Lead study author Brian Rush, Ph.D., Scientist Emeritus at the Centre for Addiction and Mental Health in Toronto, says that, over the last 10 to 15 years, he has often been invited to do a system-wide review and to let those responsible for the overall network of services know how it is performing with respect to substance abuse: Is the system meeting the needs of the population? Are there gaps in the programs being offered? Are they evidence based?
"It's obviously different from a program review, which is for one particular organization," says Rush. "We're looking at the whole community network of services."
The seven principles are meant to serve as a template for system analysis, and they provide such recommendations as "a range of systems supports are needed to support and facilitate the effective delivery of services" and "attention to diversity and social-structural disadvantages is crucial to ensuring effective and equitable system design and service delivery."
Rush highlights two principles that stand out to him as most crucial. The first is the need for collaboration between the different sectors that are stakeholders in the process, including mental health services, addiction medicine doctors, primary care physicians, corrections, education -- all under the umbrella term of "a whole government response" or "whole of society."
"The biggest takeaway here is that the need in the population for alcohol and drug services is so high that the specialized alcohol and drug services alone cannot meet that need," says Rush. "They need a strong collaborative partnership with the other sectors."
He also points to the principle of the population-level approach.
"Many people with alcohol and drug problems have very serious problems, such as opioid or substance abuse combined with schizophrenia or depression, and this is a segment of the population that experiences quite serious challenges," says Rush. "But there's a larger percentage of the population who are just beginning to experience these challenges. If we don't also provide some services to these people, then they may be on a trajectory that's a far more serious and more expensive problem to help resolve. Policymakers funding programs are often responding to a crisis: Who's in the emergency room? Who's taking up hospital beds? But the fewest people at the top of the population health pyramid are the ones who cost the most. They came from somewhere, and they didn't wake up overnight as an addict in the hospital."

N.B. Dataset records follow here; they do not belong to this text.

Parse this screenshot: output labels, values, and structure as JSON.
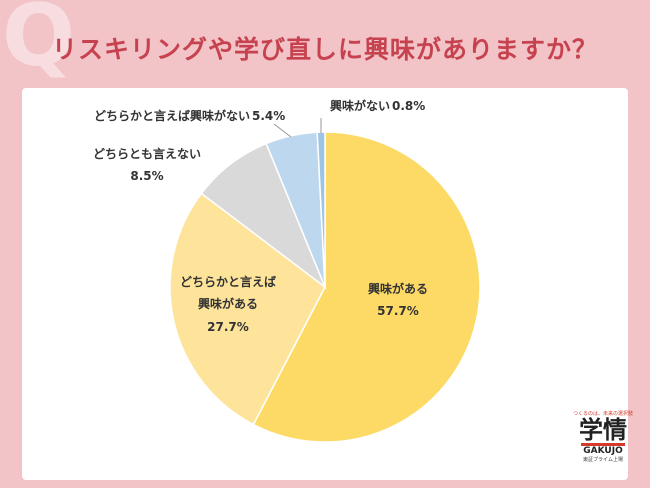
{
  "chart_data": {
    "type": "pie",
    "title_mark": "Q",
    "title": "リスキリングや学び直しに興味がありますか？",
    "categories": [
      "興味がある",
      "どちらかと言えば興味がある",
      "どちらとも言えない",
      "どちらかと言えば興味がない",
      "興味がない"
    ],
    "values": [
      57.7,
      27.7,
      8.5,
      5.4,
      0.8
    ],
    "value_labels": [
      "57.7%",
      "27.7%",
      "8.5%",
      "5.4%",
      "0.8%"
    ],
    "colors": [
      "#fdd966",
      "#fee49b",
      "#d9d9d9",
      "#bdd7ee",
      "#9dc3e6"
    ]
  },
  "logo": {
    "tagline": "つくるのは、未来の選択肢",
    "name": "学情",
    "roman": "GAKUJO",
    "listing": "東証プライム上場"
  }
}
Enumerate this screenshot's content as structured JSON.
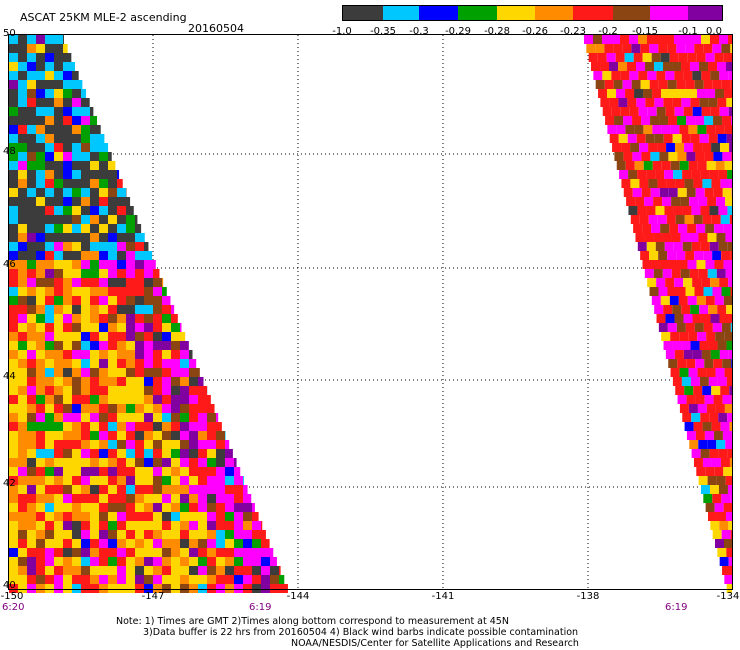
{
  "header": {
    "title": "ASCAT 25KM MLE-2 ascending",
    "date": "20160504"
  },
  "colorbar": {
    "colors": [
      "#3c3c3c",
      "#00c8ff",
      "#0000ff",
      "#00a000",
      "#ffd700",
      "#ff8c00",
      "#ff1a1a",
      "#8b4513",
      "#ff00ff",
      "#8000a0"
    ],
    "labels": [
      "-1.0",
      "-0.35",
      "-0.3",
      "-0.29",
      "-0.28",
      "-0.26",
      "-0.23",
      "-0.2",
      "-0.15",
      "-0.1",
      "0.0"
    ]
  },
  "map": {
    "lat_labels": [
      "50",
      "48",
      "46",
      "44",
      "42",
      "40"
    ],
    "lon_labels": [
      "-150",
      "-147",
      "-144",
      "-141",
      "-138",
      "-134"
    ],
    "time_labels": [
      "6:20",
      "6:19",
      "6:19"
    ]
  },
  "footer": {
    "note_line1": "Note: 1) Times are GMT 2)Times along bottom correspond to measurement at 45N",
    "note_line2": "3)Data buffer is 22 hrs from 20160504 4) Black wind barbs indicate possible contamination",
    "note_line3": "NOAA/NESDIS/Center for Satellite Applications and Research"
  }
}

Rush says that although treatment system planners and funders are often looking to improve, sometimes it's hard for them to make the big decisions.
"The addiction field, more so than many other areas of health, is dominated by very strong opinions," says Rush. "It's also a marketplace for private enterprise versus public services, as well as a place where people have very strong personal experience with addiction. Depending on who that person is, they can have a very strong influence on policymakers. A principles-based methodology levels the playing field for people advocating for resources and asks them to take a very evidence-based approach in reviewing systems and making recommendations."
Rush says that although the researchers and some of the reviews are based in Canada, the findings are universal.
"We have a lot of experience with the World Health Organization and other important organizations involved in setting substance abuse treatment standards and guidelines, and a large percentage of the research we have drawn upon has been published by U.S. researchers," says Rush. "The principles draw upon our experience in consultation around the world."